上手く受け身を取りすぐにその場の状況を確認する。近くに人がいるのは分かったがどうやら土埃が起き誰にも認識されていないようだったので、そのままバレないようにその場を離れて現在に至る。
「元の世界の時はもう少し上手くやれたと思うんだが、魔法だったっけ? やっぱり、こっちの世界のことをもっと覚えていかないと、もしもの時危ないよな」
路地裏に隠れて一息ついていると、体の周りに薄いオレンジ色のような光が出ているのに気付く。
「これって、ユキの言ってた魔法かな? 一体どんな効果があったんだ?」
弱々しく光っていた光は更に薄くなり、消えてしまった。
「消えた。怪我をしないように、みたいなものだったのか?」
結局どういった魔法だったのか分からないまま光は消え、自分にどんな魔法が掛かっていたのか考えていると
「誰かいるの?」
声が聞こえた。一瞬驚いたが、まだ正確な位置までは捕まれていない様子だった。
「どうする、一旦ここから離れるか。いや、でも、この国のこと何も知らないしな」
誰かが近づいて来るのが分かり、この場を離れるか、姿を見せて話しを聞くか考える。考えた結果
「えっと、何でしょうか?」
姿を現すことにした。何か話しが聞ければラッキー、悪い方向に向かいそうなら逃げればいいと考えた。すると、予想外の反応が返ってきた。
「あっ! 貴方は!」
「ん?」
「先程は助けて頂きありがとうございました!」
「えっと、何のことでしょうか?」
いきなりお礼を言われたが、何を感謝されているのか分からない。
「私が捕まっているときに空から降って来て、私のことを捕まえていた男を倒して私を助けてくれたんです」
「空から降ったのは・・・・はい、俺です」
誰かを倒したかどうかはともかく空から降ったのは間違いなく自分だと思い正直に答える。

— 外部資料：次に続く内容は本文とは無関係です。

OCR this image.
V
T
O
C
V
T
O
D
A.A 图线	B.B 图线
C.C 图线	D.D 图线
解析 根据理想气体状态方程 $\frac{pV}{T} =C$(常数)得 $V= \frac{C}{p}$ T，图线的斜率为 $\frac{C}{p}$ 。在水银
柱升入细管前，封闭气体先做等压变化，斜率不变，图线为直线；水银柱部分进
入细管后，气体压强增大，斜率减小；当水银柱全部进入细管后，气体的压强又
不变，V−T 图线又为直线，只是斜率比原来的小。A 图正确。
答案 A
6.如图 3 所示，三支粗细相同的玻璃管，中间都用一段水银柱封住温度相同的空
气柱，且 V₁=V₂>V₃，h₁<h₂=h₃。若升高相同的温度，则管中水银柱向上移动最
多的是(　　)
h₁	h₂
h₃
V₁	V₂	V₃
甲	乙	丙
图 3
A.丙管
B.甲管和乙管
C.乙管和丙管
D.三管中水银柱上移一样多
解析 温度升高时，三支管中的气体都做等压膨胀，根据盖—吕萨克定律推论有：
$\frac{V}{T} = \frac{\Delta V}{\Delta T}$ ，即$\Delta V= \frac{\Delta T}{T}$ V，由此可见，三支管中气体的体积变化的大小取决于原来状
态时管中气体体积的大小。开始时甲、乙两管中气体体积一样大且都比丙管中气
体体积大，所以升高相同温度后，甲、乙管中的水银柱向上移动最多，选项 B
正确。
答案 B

「もし、助けて貰えていなかったら今頃どうなっていたか」
「ただの偶然なんで気にしないでください」
「良ければお礼をさせてください。あっ、私は、
「俺は、世良大翔です」
「世良さんですか」
「ああ、大翔で良いですよ」
「それじゃあ、私も飛鳥で」
「後、敬語はやめてもらえます? 何だかむずかゆくて」
「分かり・・・・分かったわ、お互い敬語は無しで」
「うん、それでよろしく」
「そうだ、大翔は異世界から来たの?」
「どうして?」
「この世界で日本人の名前を聞くのは珍しいから」
ユキから異世界から来た人間は少なくないと聞いていたが名前で分かる程珍しい存在だとは思って無かった。
「まさか、名前だけで分かるなんて思わなかったよ」
「半分は勘だったんだけどね」
「勘だったのか」
半分勘で言った言葉に対してすぐに言葉を返してしまったことに少し反省した。あれほど注意深くするように心掛けていたのに。
「そうだ、お腹空いてない?」
「言われてみれば」
思えば、この世界に来て何も口にしていないことを思い出す。急にお腹が空いてきた気がした。
「それじゃあ、何か食べに行きましょう」
「でも、俺お金とか持ってないぞ」
「大丈夫、お礼も兼ねて私が奢るわ」
「そうか、それじゃあ、お言葉に甘えて」
「任せて、勇者に二言は無いわ」
「えっ? 勇者なのか?」
「あっ、まだ言うつもりじゃ無かったんだけど、詳しい話しは美味しい物でも食べながらにしましょ」
「あっ、ちょっと、待っ」
飛鳥は大翔の腕を引っ張りその場を走り出した。大翔は、最初転び掛けたがすぐに体制を立て直し、飛鳥に腕を捕まれたまま走った。
大翔がこの国で初めて出会った人物は勇者だった。世界を救う力を持った二人が出会ったのは偶然か必然か。この時、世界の運命の歯車が回り始めたことを大翔は微かに感じていたーー。